Edmonton newborn given tainted breast milk, lawsuit claims
2010 report found several cases of mixed-up breast milk in Alberta hospitals
An Edmonton couple has launched a lawsuit against Alberta Health Services, claiming that their newborn son was given tainted breast milk while at the Royal Alexandra Hospital.
Celeste and Jeffrey Fleming allege that their son, Kade, was given the milk shortly after he was born in January 2011.
In the $3.2-million lawsuit, the Flemings allege that the boy was mistakenly given milk from a woman who later tested positive for hepatitis C.
"The Royal Alex did not even see fit to tell them about the mix-up the night it happened, they waited until the next morning," said Carol Robinson, the Flemings’ lawyer.
She said AHS tested the woman once they discovered the milk mix-up. However, it took three months and repeated calls before the Flemings were told that the woman had hepatitis C, she alleges.
"Eventually, they got a voicemail from a physician at the hospital saying by the way, yes the donor mother had hep C, we're sorry about that," Robinson said.
Worse, she says, the family had to wait a year before tests showed that Kade had not been infected with hepatitis C.
"They went through absolute trauma, incredible anxiety the first year of their child's life and their life together as a family was so filled with tension and anxiety instead of the joy … it was a really terrible year," Robinson said.
Both parents have been in counselling since the incident. Their lawyer said they are launching the lawsuit now because they are concerned that the same thing could happen to other families at the hospital.
Wrong milk given in 10 other cases
It’s not the first time breast milk from the wrong mother has been given to a newborn in the province.
A 2010 review by the Health Quality Council of Alberta found six cases of mixed-up milk at the Stollery Children’s Hospital between 2007 and 2009, and another four at the Alberta Children’s Hospital.
The report found a lack of standardized procedures for handling and storing breast milk.
Council CEO Dr. John Cowell said recommendations were issued to better safeguard the milk, such as properly labelling the milk and barcode wristbands for infants.
But he questions whether they were ever implemented.

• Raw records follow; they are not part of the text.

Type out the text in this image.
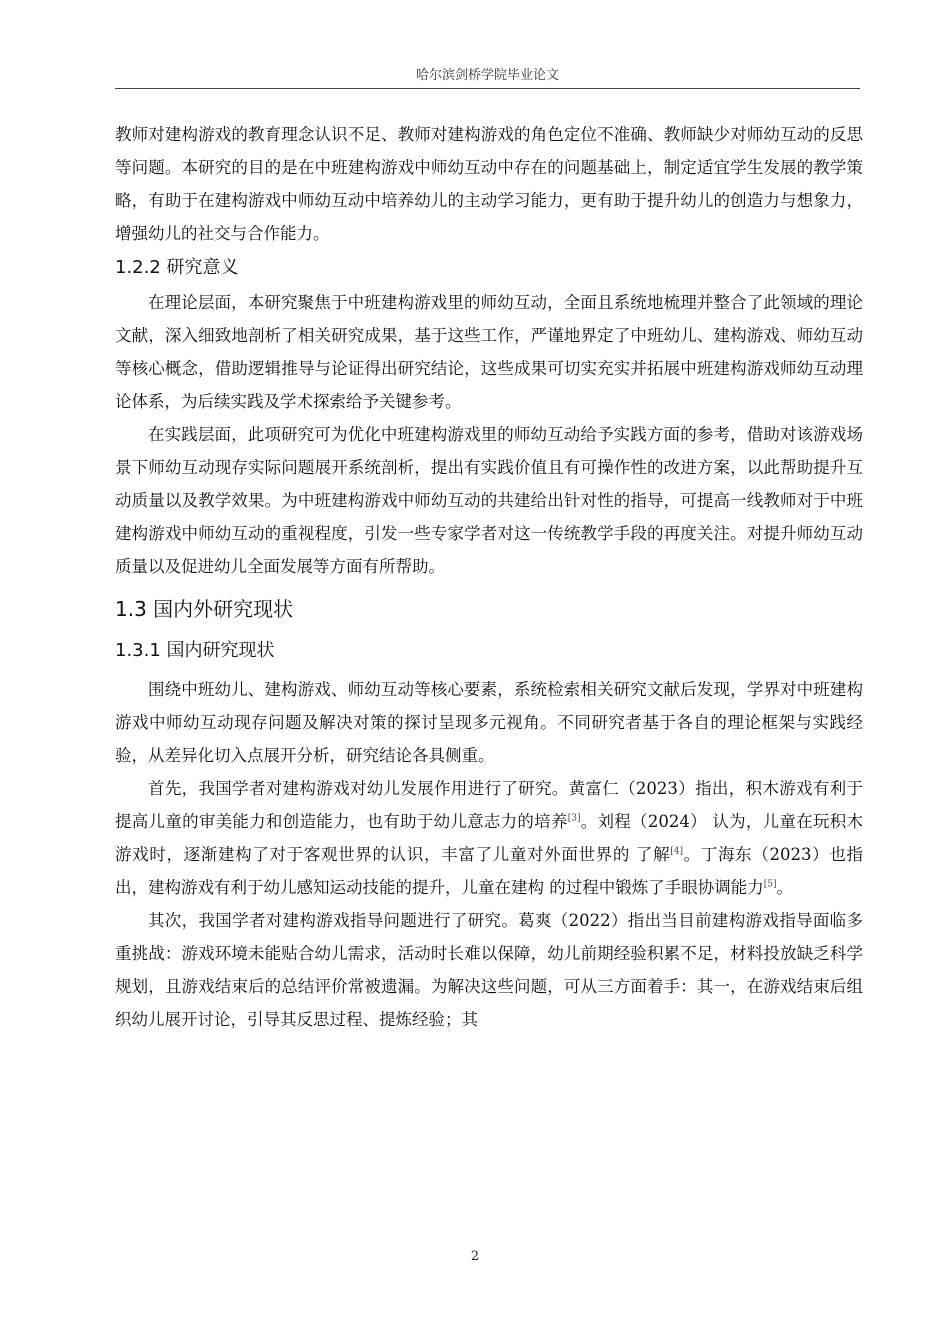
哈尔滨剑桥学院毕业论文

教师对建构游戏的教育理念认识不足、教师对建构游戏的角色定位不准确、教师缺少对师幼互动的反思等问题。本研究的目的是在中班建构游戏中师幼互动中存在的问题基础上，制定适宜学生发展的教学策略，有助于在建构游戏中师幼互动中培养幼儿的主动学习能力，更有助于提升幼儿的创造力与想象力，增强幼儿的社交与合作能力。

1.2.2 研究意义

在理论层面，本研究聚焦于中班建构游戏里的师幼互动，全面且系统地梳理并整合了此领域的理论文献，深入细致地剖析了相关研究成果，基于这些工作，严谨地界定了中班幼儿、建构游戏、师幼互动等核心概念，借助逻辑推导与论证得出研究结论，这些成果可切实充实并拓展中班建构游戏师幼互动理论体系，为后续实践及学术探索给予关键参考。

在实践层面，此项研究可为优化中班建构游戏里的师幼互动给予实践方面的参考，借助对该游戏场景下师幼互动现存实际问题展开系统剖析，提出有实践价值且有可操作性的改进方案，以此帮助提升互动质量以及教学效果。为中班建构游戏中师幼互动的共建给出针对性的指导，可提高一线教师对于中班建构游戏中师幼互动的重视程度，引发一些专家学者对这一传统教学手段的再度关注。对提升师幼互动质量以及促进幼儿全面发展等方面有所帮助。

1.3 国内外研究现状
1.3.1 国内研究现状

围绕中班幼儿、建构游戏、师幼互动等核心要素，系统检索相关研究文献后发现，学界对中班建构游戏中师幼互动现存问题及解决对策的探讨呈现多元视角。不同研究者基于各自的理论框架与实践经验，从差异化切入点展开分析，研究结论各具侧重。

首先，我国学者对建构游戏对幼儿发展作用进行了研究。黄富仁（2023）指出，积木游戏有利于提高儿童的审美能力和创造能力，也有助于幼儿意志力的培养[3]。刘程（2024） 认为，儿童在玩积木游戏时，逐渐建构了对于客观世界的认识，丰富了儿童对外面世界的 了解[4]。丁海东（2023）也指出，建构游戏有利于幼儿感知运动技能的提升，儿童在建构 的过程中锻炼了手眼协调能力[5]。

其次，我国学者对建构游戏指导问题进行了研究。葛爽（2022）指出当目前建构游戏指导面临多重挑战：游戏环境未能贴合幼儿需求，活动时长难以保障，幼儿前期经验积累不足，材料投放缺乏科学规划，且游戏结束后的总结评价常被遗漏。为解决这些问题，可从三方面着手：其一，在游戏结束后组织幼儿展开讨论，引导其反思过程、提炼经验；其

2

"There's a disconnect," he said. "One would have hoped that based on previous incidents that they would have put in place pretty rigorous protocols to prevent mix-ups from occurring."
AHS spokesman Kerry Williamson declined to talk about the lawsuit, because it is before the courts. He did say that hospitals take precautions to make sure the milk a newborn receives comes from the right mother.
"Patient safety is the number 1 priority for AHS — that is why procedures are put in place to label, check and recheck breast milk before feeding it to a baby," he wrote in a statement emailed to CBC News.
Williamson said breast milk is labelled by the mother and dated and is checked against a child's chart before feeding.
None of the allegations in the lawsuit have yet been proven in court.